Linear Blend Skinning for 3D Gaussian Model Animation

Introduction

3D Gaussian Splatting[1] is a method for synthesizing scenes after training on a set of photos or videos. While it renders high quality scenes in real time, it is not compatible to be animated with typical methods for a mesh due to being paramaterized and rendered differently. In particular, a gaussian is parameterized by its mean, rotation, scale, opacity, and colors, with the rotation and scale used to calculate a covariance matrix.

My project aimed to implement 3D Gaussian model for animation and texturing[2], which solves this issue by mapping gaussians to a proxy mesh that is animated instead. In particular, the proxy mesh does not need to be high quality like previous methods such as SuGaR[3], which generates a detailed mesh from the gaussians. While the paper described a large portion of how it was implemented, there are still many details left out, which I had to try to puzzle together myself due to the lack of an official implementation. This includes the logic for splitting/duplicating/pruning/resetting the gaussians.

Method

The 3D Gaussian Model uses a different parameterization based around bounding boxes consisting of 6 points. They are stored as two opposite bounding points located in texture space on the mesh, an angle, and 2 scales along the other 2 axes. For my implementation, I built on top of the gsplat library [4] for the actual rasterization of the gaussians. I implemented functions for computing barycentric coordinates, scaling the w component of the texture space coordinates, then interpolating between the barycentric coordinates to calculate the world space coordinates based on the triangles. I initialized 3 gaussians per triangle in the mesh, one with each vertex as a bounding point, while the 3 would share the center point of the triangle as the other. The scales were set to the average edge length of the triangle, while the rotations were initialized randomly because I found the gaussians would train much more slowly with zero-initialized rotations.

During training, the gaussians are rasterized, then the loss function is computed and backpropagated through the rasterizer. Compared to the original gaussian splatting implementation, I added two loss terms: one for keeping the gaussians within the triangles they were initialized on and another to keep the gaussians close to the surface of the triangle itself (w coordinate in texture space).
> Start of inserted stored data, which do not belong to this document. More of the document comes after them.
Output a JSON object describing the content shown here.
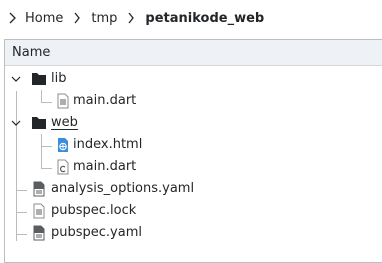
{
  "breadcrumb": {
    "items": [
      "Home",
      "tmp",
      "petanikode_web"
    ]
  },
  "header": {
    "name_column": "Name"
  },
  "tree": {
    "lib_folder": "lib",
    "lib_main": "main.dart",
    "web_folder": "web",
    "web_index": "index.html",
    "web_main": "main.dart",
    "analysis": "analysis_options.yaml",
    "pubspec_lock": "pubspec.lock",
    "pubspec_yaml": "pubspec.yaml"
  },
  "colors": {
    "text": "#232629",
    "header_bg": "#eef1f5",
    "html_icon": "#3c8ddb",
    "folder": "#232629"
  }
}
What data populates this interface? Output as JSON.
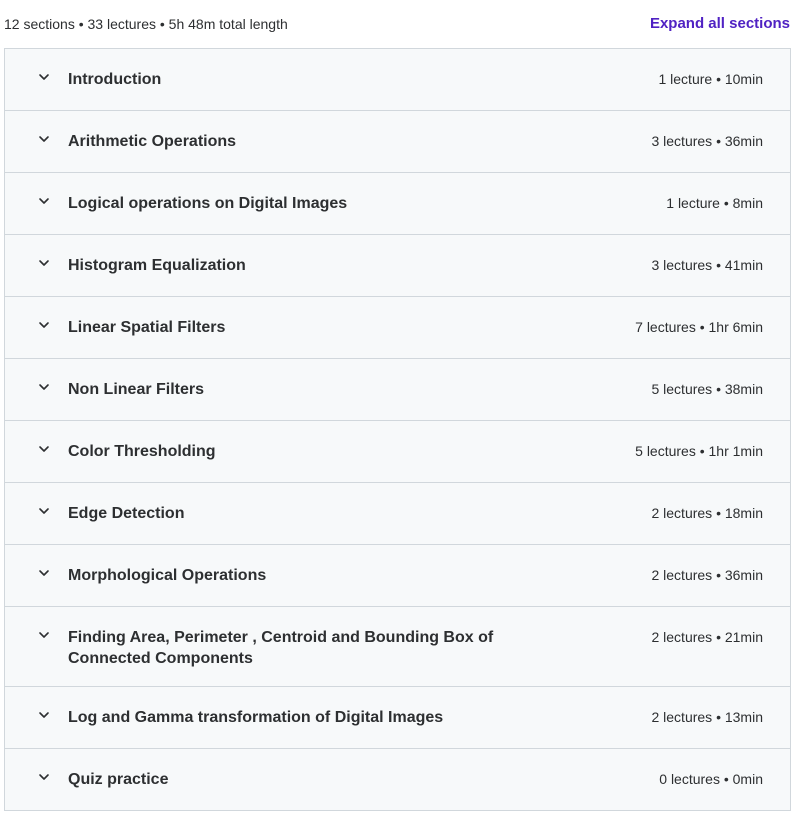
{
  "summary": {
    "text": "12 sections • 33 lectures • 5h 48m total length",
    "expand_label": "Expand all sections"
  },
  "sections": [
    {
      "title": "Introduction",
      "meta": "1 lecture • 10min"
    },
    {
      "title": "Arithmetic Operations",
      "meta": "3 lectures • 36min"
    },
    {
      "title": "Logical operations on Digital Images",
      "meta": "1 lecture • 8min"
    },
    {
      "title": "Histogram Equalization",
      "meta": "3 lectures • 41min"
    },
    {
      "title": "Linear Spatial Filters",
      "meta": "7 lectures • 1hr 6min"
    },
    {
      "title": "Non Linear Filters",
      "meta": "5 lectures • 38min"
    },
    {
      "title": "Color Thresholding",
      "meta": "5 lectures • 1hr 1min"
    },
    {
      "title": "Edge Detection",
      "meta": "2 lectures • 18min"
    },
    {
      "title": "Morphological Operations",
      "meta": "2 lectures • 36min"
    },
    {
      "title": "Finding Area, Perimeter , Centroid and Bounding Box of Connected Components",
      "meta": "2 lectures • 21min"
    },
    {
      "title": "Log and Gamma transformation of Digital Images",
      "meta": "2 lectures • 13min"
    },
    {
      "title": "Quiz practice",
      "meta": "0 lectures • 0min"
    }
  ],
  "icons": {
    "chevron": "chevron-down-icon"
  },
  "colors": {
    "accent": "#5022c3",
    "section_bg": "#f7f9fa",
    "border": "#d1d7dc",
    "text": "#2d2f31"
  }
}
After the gaussians are trained, linear blend skinning was applied to the mesh, which transforms the vertices. Because the gaussians are stored with texture space coordinates, this acts as an implicit shell to enable them to be animated as the mesh moves.

Results

Some aspects that I had trouble with included obtaining meshes that corresponded to a dataset that could be used to train the gaussians, trying many libraries to no avail. I was only able to use NeuS2[5] to generate a mesh for the default house mesh it came with, though there seemed to be an issue when I tried to load the dataset that resulted in only 2 images being used. I ended up using a placeholder mesh to train the lego on, and I had to disable the regularizer terms that would have kept the gaussians close to the triangles on the mesh.
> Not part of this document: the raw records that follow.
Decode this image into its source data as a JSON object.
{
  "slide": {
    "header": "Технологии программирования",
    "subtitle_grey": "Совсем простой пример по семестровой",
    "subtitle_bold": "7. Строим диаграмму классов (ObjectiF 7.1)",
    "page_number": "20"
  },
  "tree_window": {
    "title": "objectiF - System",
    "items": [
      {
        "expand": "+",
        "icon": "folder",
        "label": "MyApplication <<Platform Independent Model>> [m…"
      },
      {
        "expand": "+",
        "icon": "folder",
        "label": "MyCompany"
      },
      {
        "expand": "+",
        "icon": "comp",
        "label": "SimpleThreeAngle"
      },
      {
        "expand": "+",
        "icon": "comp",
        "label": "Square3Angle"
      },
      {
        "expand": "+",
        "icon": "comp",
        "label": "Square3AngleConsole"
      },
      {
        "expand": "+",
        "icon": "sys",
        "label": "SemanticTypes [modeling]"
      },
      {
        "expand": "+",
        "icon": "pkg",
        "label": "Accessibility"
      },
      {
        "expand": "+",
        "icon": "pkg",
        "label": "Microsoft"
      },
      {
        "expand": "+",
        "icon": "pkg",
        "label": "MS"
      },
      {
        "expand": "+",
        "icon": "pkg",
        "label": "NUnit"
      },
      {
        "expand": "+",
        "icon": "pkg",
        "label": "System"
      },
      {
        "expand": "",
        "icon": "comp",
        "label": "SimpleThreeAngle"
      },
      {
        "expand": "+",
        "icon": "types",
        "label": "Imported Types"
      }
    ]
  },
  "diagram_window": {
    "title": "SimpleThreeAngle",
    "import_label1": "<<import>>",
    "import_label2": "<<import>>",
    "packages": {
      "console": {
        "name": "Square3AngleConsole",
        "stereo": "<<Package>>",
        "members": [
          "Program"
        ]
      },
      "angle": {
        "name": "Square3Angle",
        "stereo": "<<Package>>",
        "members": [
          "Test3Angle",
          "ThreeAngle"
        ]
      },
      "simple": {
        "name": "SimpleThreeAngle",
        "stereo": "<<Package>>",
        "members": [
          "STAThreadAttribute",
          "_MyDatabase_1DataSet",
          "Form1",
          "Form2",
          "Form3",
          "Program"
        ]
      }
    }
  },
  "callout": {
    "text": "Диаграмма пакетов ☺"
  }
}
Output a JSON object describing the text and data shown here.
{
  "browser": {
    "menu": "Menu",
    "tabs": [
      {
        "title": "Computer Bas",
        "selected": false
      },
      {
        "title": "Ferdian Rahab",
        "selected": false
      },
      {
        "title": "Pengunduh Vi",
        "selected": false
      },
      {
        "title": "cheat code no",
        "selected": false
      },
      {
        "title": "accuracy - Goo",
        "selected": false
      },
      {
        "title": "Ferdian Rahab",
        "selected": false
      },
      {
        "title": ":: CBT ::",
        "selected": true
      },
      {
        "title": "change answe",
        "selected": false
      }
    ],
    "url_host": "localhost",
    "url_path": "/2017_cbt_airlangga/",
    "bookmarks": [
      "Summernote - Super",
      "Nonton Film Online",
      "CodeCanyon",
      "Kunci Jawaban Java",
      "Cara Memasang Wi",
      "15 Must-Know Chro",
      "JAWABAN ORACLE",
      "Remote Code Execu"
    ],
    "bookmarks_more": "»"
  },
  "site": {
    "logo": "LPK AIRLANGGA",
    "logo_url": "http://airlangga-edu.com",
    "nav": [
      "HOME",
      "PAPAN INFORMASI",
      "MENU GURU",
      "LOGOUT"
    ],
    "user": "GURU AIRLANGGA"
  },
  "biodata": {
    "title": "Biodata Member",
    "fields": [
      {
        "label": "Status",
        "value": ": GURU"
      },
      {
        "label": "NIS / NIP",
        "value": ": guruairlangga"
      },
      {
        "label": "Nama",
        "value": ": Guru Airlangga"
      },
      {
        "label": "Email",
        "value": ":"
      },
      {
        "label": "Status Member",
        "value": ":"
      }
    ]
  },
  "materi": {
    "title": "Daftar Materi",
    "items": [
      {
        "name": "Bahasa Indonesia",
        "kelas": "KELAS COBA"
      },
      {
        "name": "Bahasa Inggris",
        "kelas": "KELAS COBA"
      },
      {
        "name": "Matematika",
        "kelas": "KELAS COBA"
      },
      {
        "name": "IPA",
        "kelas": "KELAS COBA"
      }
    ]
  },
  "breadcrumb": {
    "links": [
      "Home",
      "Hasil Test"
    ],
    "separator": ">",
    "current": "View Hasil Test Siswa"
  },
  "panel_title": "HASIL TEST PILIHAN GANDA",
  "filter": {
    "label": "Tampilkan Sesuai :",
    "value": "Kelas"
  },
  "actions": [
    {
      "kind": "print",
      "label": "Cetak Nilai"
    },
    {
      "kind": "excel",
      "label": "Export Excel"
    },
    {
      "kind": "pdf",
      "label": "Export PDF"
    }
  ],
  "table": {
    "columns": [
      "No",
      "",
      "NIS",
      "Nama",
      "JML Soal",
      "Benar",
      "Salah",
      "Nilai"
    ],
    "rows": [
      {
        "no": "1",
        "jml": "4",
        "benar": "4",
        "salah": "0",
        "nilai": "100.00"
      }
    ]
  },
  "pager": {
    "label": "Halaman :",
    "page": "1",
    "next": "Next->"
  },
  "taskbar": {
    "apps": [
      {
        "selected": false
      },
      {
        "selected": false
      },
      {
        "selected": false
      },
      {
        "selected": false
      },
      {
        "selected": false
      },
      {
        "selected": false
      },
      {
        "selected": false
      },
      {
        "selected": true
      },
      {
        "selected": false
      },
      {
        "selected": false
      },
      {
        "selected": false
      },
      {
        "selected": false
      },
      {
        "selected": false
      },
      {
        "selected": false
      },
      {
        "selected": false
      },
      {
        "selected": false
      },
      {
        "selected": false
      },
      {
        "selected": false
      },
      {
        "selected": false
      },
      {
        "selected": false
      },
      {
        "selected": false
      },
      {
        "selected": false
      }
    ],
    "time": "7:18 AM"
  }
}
Lego bulldozer comparison — Figure 1: Comparison between the ground truth on the left and the trained gaussians on the right

Lego bulldozer animated — Figure 2: Animated 3D Gaussian Model moving based on a sine wave. 5 bones are currently being used, and they all move with different frequency, phase, and amplitude.

Conclusion

I managed to get the animations through linear blend skinning somewhat working, but the way the gaussians were trained likely still have some bugs that I need to work out. It was rough trying to generate a mesh from the dataset, and I will continue trying to get that aspect working.

References

Kerbl, B., Kopanas, G., Leimkühler, T., & Drettakis, G. (2023). 3D Gaussian Splatting for Real-Time Radiance Field Rendering. ACM Trans. Graph., 42(4), 139-1. [↑]
Wang, X. E., & Sin, Z. (2024). 3D Gaussian Model for Animation and Texturing. arXiv preprint arXiv:2402.19441. [↑]
Guédon, A., & Lepetit, V. (2024). SUGAR: Surface-Aligned Gaussian Splatting for Efficient 3D Mesh Reconstruction and High-Quality Mesh Rendering. In Proceedings of the IEEE/CVF Conference on Computer Vision and Pattern Recognition (pp. 5354-5363).[↑]
Ye, V., Li, R., Kerr, J., Turkulainen, M., Yi, B., Pan, Z., ... & Kanazawa, A. (2025). gsplat: An open-source library for Gaussian splatting. Journal of Machine Learning Research, 26(34), 1-17. [↑]
Wang, Y., Han, Q., Habermann, M., Daniilidis, K., Theobalt, C., & Liu, L. (2022). Neus2: Fast learning of neural implicit surfaces for multi-view reconstruction. arXiv preprint arXiv:2212.05231. [↑]